A uniform, which is actually an institutionally approved formal mode of dressing specifically meant to differentiate a group of human beings engaged in a certain job or profession, is important. Lawyers, members of the armed forces, nurses, the clergy, and so on generally understand the prestige, respect and symbolic value of their uniforms. Indeed, the psychological advantages that uniforms confer on doctors wearing white coats, police officers, soldiers, pilots etc. are not quantifiable. All over the world people respect uniformed police officers, soldiers and members of paramilitary organisations because they know that the uniform carries weight and authority and makes them more confident to carry out their duties effectively. Even, the career choices of a significant number of people are heavily influenced by considerations relating to uniforms. Those downplaying the importance of uniform seem oblivious of this fact.
While defending the Comptroller-General for refusing to wear the uniform appropriate for his office, some commentators gleefully referred to the aphorism that “the hood does not make the monk,” without noticing that that aphorism merely affirms that sometimes the monk does not deserve the hood in the first place. In other words, the aphorism does not say that the hood is not important for the monk; it merely acknowledges the fact that sometimes the monk does not meet the standard expected from someone wearing the hood. One can as well argue that, because some soldiers or police officers abuse their powers therefore uniforms are not necessary for the police and the military. If allegations of ethnic bias against Hameed Ali are correct, then his arrogant disposition towards senators is an added incentive for the hard-line posture against him by the lawmakers.
The situation was aggravated by the meddlesomeness of Abubakar Malami. Meanwhile, since Buhari became President, Prof. Sagay has been reacting to national issues as if he is the unofficial attack dog of this government, as if he and other ardent buharimaniacs are the only morally upright Nigerians whereas critics of Buhari are morally depraved simply because they do not support the President sheepishly, forgetting that there is no human being without blemish. On any matter connected to Buhari no matter how remotely, Sagay responds impulsively without serious reflection; he seems to lack the degree of disinterestedness, intellectual depth and circumspection expected of a seasoned Professor of law and a septuagenarian. His castigation of the Senate as an institution “filled with people of questionable character who put personal interest ahead nation” and his characterisation of the Senate’s tough stance on Magu as “childish and irresponsible” is, to put it mildly, reckless and totally uncalled for.
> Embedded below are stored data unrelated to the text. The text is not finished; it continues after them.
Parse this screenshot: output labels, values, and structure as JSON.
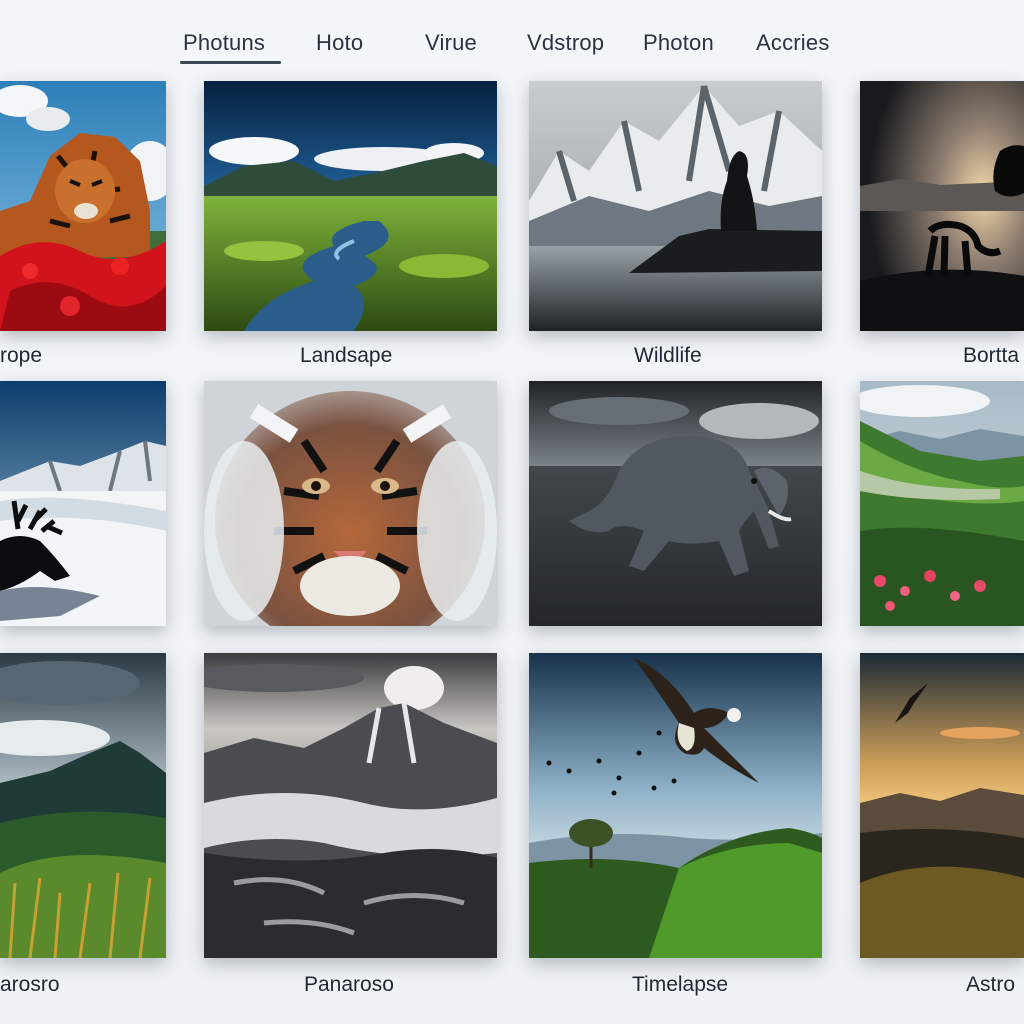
{
  "nav": {
    "tabs": [
      {
        "label": "Photuns",
        "active": true
      },
      {
        "label": "Hoto",
        "active": false
      },
      {
        "label": "Virue",
        "active": false
      },
      {
        "label": "Vdstrop",
        "active": false
      },
      {
        "label": "Photon",
        "active": false
      },
      {
        "label": "Accries",
        "active": false
      }
    ]
  },
  "gallery": {
    "rows": [
      [
        {
          "label": "rope",
          "subject": "tiger-in-red-flowers"
        },
        {
          "label": "Landsape",
          "subject": "green-valley-stream"
        },
        {
          "label": "Wildlife",
          "subject": "snowy-peaks-silhouette"
        },
        {
          "label": "Bortta",
          "subject": "panther-silhouette-dusk"
        }
      ],
      [
        {
          "label": "",
          "subject": "moose-on-snow"
        },
        {
          "label": "",
          "subject": "snowy-tiger-face"
        },
        {
          "label": "",
          "subject": "elephant-in-water"
        },
        {
          "label": "",
          "subject": "green-valley-flowers"
        }
      ],
      [
        {
          "label": "arosro",
          "subject": "mountain-meadow-clouds"
        },
        {
          "label": "Panaroso",
          "subject": "volcanic-mountains"
        },
        {
          "label": "Timelapse",
          "subject": "eagle-over-forest"
        },
        {
          "label": "Astro",
          "subject": "bird-at-sunset"
        }
      ]
    ]
  },
  "colors": {
    "accent": "#3b4654",
    "text": "#1f2833",
    "background": "#f1f4f7"
  }
}
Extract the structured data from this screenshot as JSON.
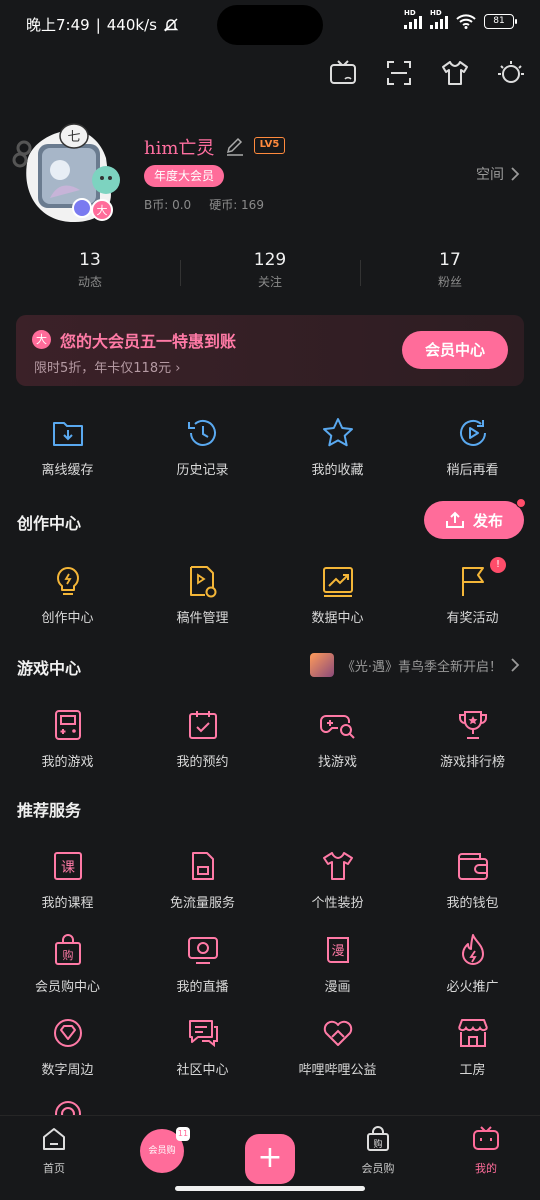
{
  "status_bar": {
    "time": "晚上7:49",
    "speed": "440k/s",
    "battery": "81"
  },
  "top_icons": [
    "tv-icon",
    "scan-icon",
    "tshirt-icon",
    "theme-icon"
  ],
  "profile": {
    "username": "him亡灵",
    "level": "LV5",
    "vip_label": "年度大会员",
    "bcoin": "B币: 0.0",
    "coin": "硬币: 169",
    "space_link": "空间",
    "avatar_badge": "七",
    "avatar_vip_mark": "大"
  },
  "stats": [
    {
      "num": "13",
      "label": "动态"
    },
    {
      "num": "129",
      "label": "关注"
    },
    {
      "num": "17",
      "label": "粉丝"
    }
  ],
  "vip_card": {
    "icon": "大",
    "title": "您的大会员五一特惠到账",
    "subtitle": "限时5折，年卡仅118元 ›",
    "button": "会员中心",
    "accent": "#ff6c9a"
  },
  "quick": [
    {
      "label": "离线缓存",
      "icon": "download-icon"
    },
    {
      "label": "历史记录",
      "icon": "history-icon"
    },
    {
      "label": "我的收藏",
      "icon": "star-icon"
    },
    {
      "label": "稍后再看",
      "icon": "watch-later-icon"
    }
  ],
  "creation": {
    "title": "创作中心",
    "publish": "发布",
    "items": [
      {
        "label": "创作中心",
        "icon": "bulb-icon"
      },
      {
        "label": "稿件管理",
        "icon": "manuscript-icon"
      },
      {
        "label": "数据中心",
        "icon": "chart-icon"
      },
      {
        "label": "有奖活动",
        "icon": "flag-icon",
        "badge": "!"
      }
    ]
  },
  "games": {
    "title": "游戏中心",
    "promo": "《光·遇》青鸟季全新开启！",
    "items": [
      {
        "label": "我的游戏",
        "icon": "gameboy-icon"
      },
      {
        "label": "我的预约",
        "icon": "calendar-check-icon"
      },
      {
        "label": "找游戏",
        "icon": "gamepad-search-icon"
      },
      {
        "label": "游戏排行榜",
        "icon": "trophy-icon"
      }
    ]
  },
  "services": {
    "title": "推荐服务",
    "rows": [
      [
        {
          "label": "我的课程",
          "icon": "course-icon",
          "glyph": "课"
        },
        {
          "label": "免流量服务",
          "icon": "sim-icon"
        },
        {
          "label": "个性装扮",
          "icon": "tshirt-icon"
        },
        {
          "label": "我的钱包",
          "icon": "wallet-icon"
        }
      ],
      [
        {
          "label": "会员购中心",
          "icon": "shopping-bag-icon",
          "glyph": "购"
        },
        {
          "label": "我的直播",
          "icon": "live-icon"
        },
        {
          "label": "漫画",
          "icon": "comic-icon",
          "glyph": "漫"
        },
        {
          "label": "必火推广",
          "icon": "fire-icon"
        }
      ],
      [
        {
          "label": "数字周边",
          "icon": "diamond-icon"
        },
        {
          "label": "社区中心",
          "icon": "community-icon"
        },
        {
          "label": "哔哩哔哩公益",
          "icon": "heart-hands-icon"
        },
        {
          "label": "工房",
          "icon": "store-icon"
        }
      ]
    ]
  },
  "bottom_nav": [
    {
      "label": "首页",
      "icon": "home-icon"
    },
    {
      "label": "",
      "icon": "mall-icon",
      "mall_text": "会员购",
      "mall_tag": "11"
    },
    {
      "label": "",
      "icon": "plus-icon",
      "plus": "+"
    },
    {
      "label": "会员购",
      "icon": "shopping-bag-icon",
      "glyph": "购"
    },
    {
      "label": "我的",
      "icon": "tv-mine-icon"
    }
  ]
}
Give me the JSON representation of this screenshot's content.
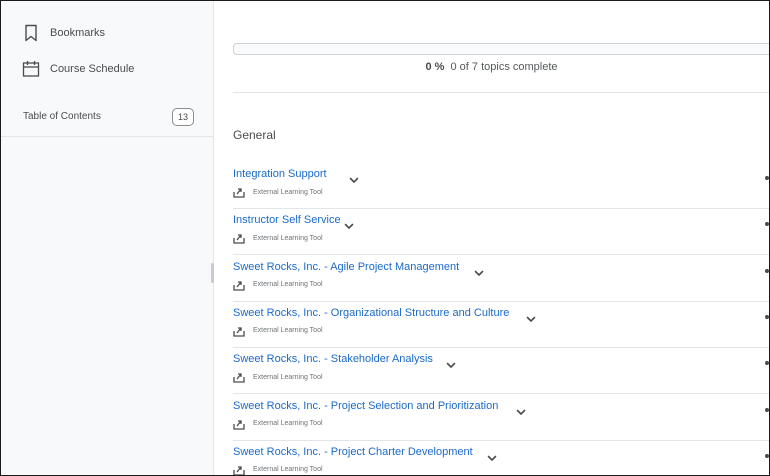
{
  "sidebar": {
    "bookmarks_label": "Bookmarks",
    "schedule_label": "Course Schedule",
    "toc_label": "Table of Contents",
    "toc_count": "13"
  },
  "progress": {
    "percent_label": "0 %",
    "summary": "0 of 7 topics complete",
    "fraction": 0
  },
  "module": {
    "title": "General",
    "topics": [
      {
        "title": "Integration Support",
        "type": "External Learning Tool"
      },
      {
        "title": "Instructor Self Service",
        "type": "External Learning Tool"
      },
      {
        "title": "Sweet Rocks, Inc. - Agile Project Management",
        "type": "External Learning Tool"
      },
      {
        "title": "Sweet Rocks, Inc. - Organizational Structure and Culture",
        "type": "External Learning Tool"
      },
      {
        "title": "Sweet Rocks, Inc. - Stakeholder Analysis",
        "type": "External Learning Tool"
      },
      {
        "title": "Sweet Rocks, Inc. - Project Selection and Prioritization",
        "type": "External Learning Tool"
      },
      {
        "title": "Sweet Rocks, Inc. - Project Charter Development",
        "type": "External Learning Tool"
      }
    ]
  },
  "colors": {
    "link": "#1b6ac9",
    "text": "#494c4e",
    "sidebar_bg": "#f8f9fa"
  }
}
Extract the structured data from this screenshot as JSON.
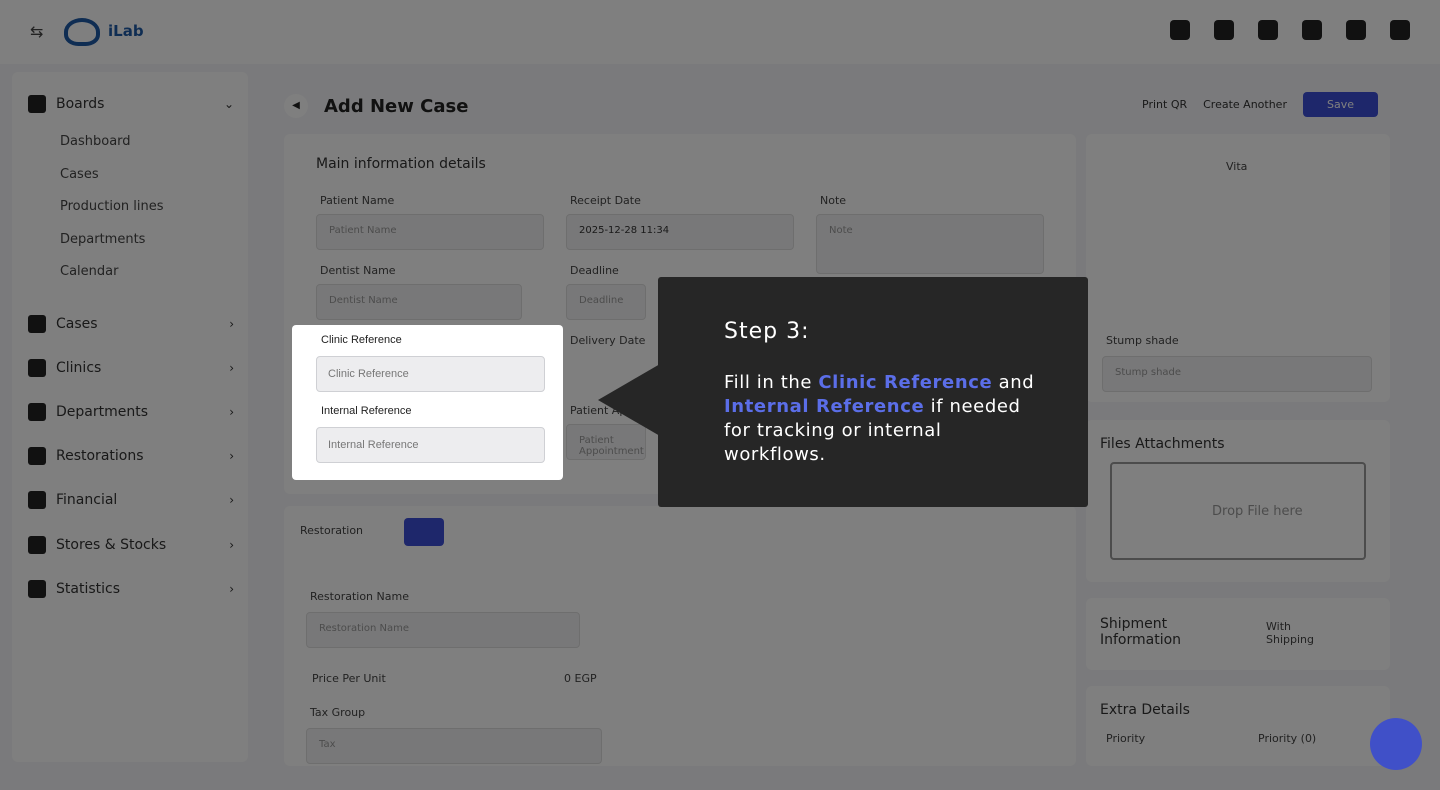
{
  "app": {
    "brand": "iLab",
    "menu_icon": "collapse-icon"
  },
  "sidebar": {
    "boards": "Boards",
    "sub_items": [
      "Dashboard",
      "Cases",
      "Production lines",
      "Departments",
      "Calendar"
    ],
    "items": [
      "Cases",
      "Clinics",
      "Departments",
      "Restorations",
      "Financial",
      "Stores & Stocks",
      "Statistics"
    ]
  },
  "page": {
    "title": "Add New Case",
    "print_qr": "Print QR",
    "create_another": "Create Another",
    "save": "Save"
  },
  "main_info": {
    "title": "Main information details",
    "patient_name_label": "Patient Name",
    "patient_name_placeholder": "Patient Name",
    "receipt_date_label": "Receipt Date",
    "receipt_date_value": "2025-12-28 11:34",
    "note_label": "Note",
    "note_placeholder": "Note",
    "dentist_name_label": "Dentist Name",
    "dentist_name_placeholder": "Dentist Name",
    "deadline_label": "Deadline",
    "deadline_placeholder": "Deadline",
    "delivery_date_label": "Delivery Date",
    "patient_appointment_label": "Patient Appointment",
    "patient_appointment_placeholder": "Patient Appointment"
  },
  "shade": {
    "vita": "Vita",
    "stump_shade_label": "Stump shade",
    "stump_shade_placeholder": "Stump shade"
  },
  "files": {
    "title": "Files Attachments",
    "drop": "Drop File here"
  },
  "restoration": {
    "tab": "Restoration",
    "name_label": "Restoration Name",
    "name_placeholder": "Restoration Name",
    "price_label": "Price Per Unit",
    "price_value": "0 EGP",
    "tax_label": "Tax Group",
    "tax_placeholder": "Tax"
  },
  "shipment": {
    "title": "Shipment Information",
    "with_shipping": "With Shipping"
  },
  "extra": {
    "title": "Extra Details",
    "priority_label": "Priority",
    "priority_value": "Priority (0)"
  },
  "spotlight": {
    "clinic_ref_label": "Clinic Reference",
    "clinic_ref_placeholder": "Clinic Reference",
    "internal_ref_label": "Internal Reference",
    "internal_ref_placeholder": "Internal Reference"
  },
  "tooltip": {
    "step": "Step 3:",
    "text_1": "Fill in the ",
    "highlight_1": "Clinic Reference",
    "text_2": " and ",
    "highlight_2": "Internal Reference",
    "text_3": " if needed for tracking or internal workflows.",
    "highlight_color": "#5b6ee8"
  }
}
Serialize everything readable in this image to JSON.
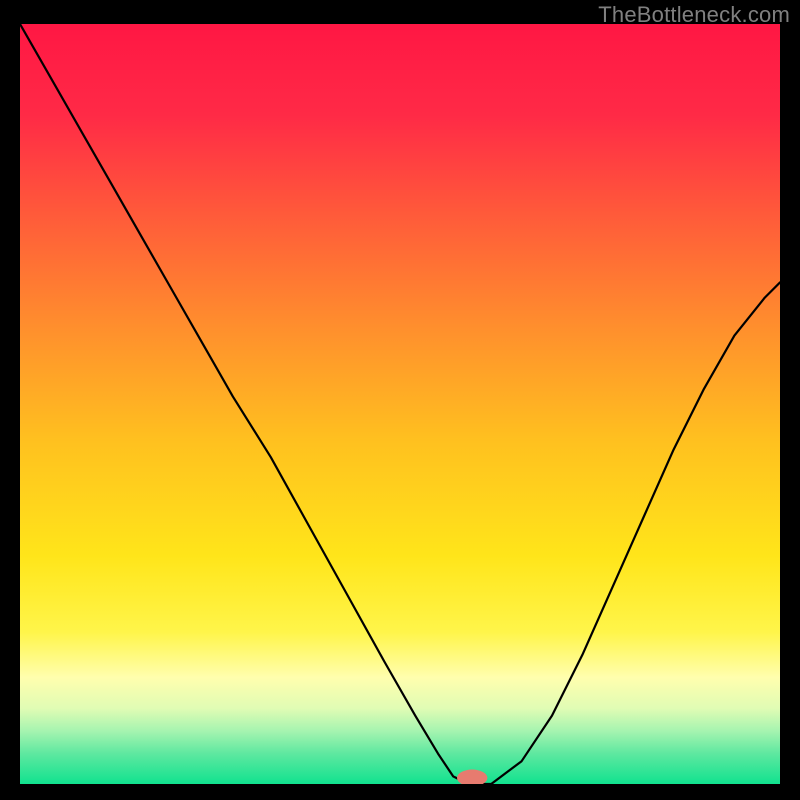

I have said it earlier that Sagay seems to be carried away by the relatively obscure position given to him by Buhari – his utterances since that appointment are unbecoming of a genuine intellectual. Because of his uncouth remarks against senators, he has been asked to appear before it to substantiate his claims. His response to the summons is typical of a man intoxicated by status and power: he declared the invitation illegal based on the combined reading of sections 82 to 89 of the constitution. But as chairman of the Presidential Advisory Committee Against Corruption, he owes his appointment to President Buhari,and the National Assembly has oversight powers on Buhari and his appointees. Therefore, he is not completely shielded from the radar of the National Assembly.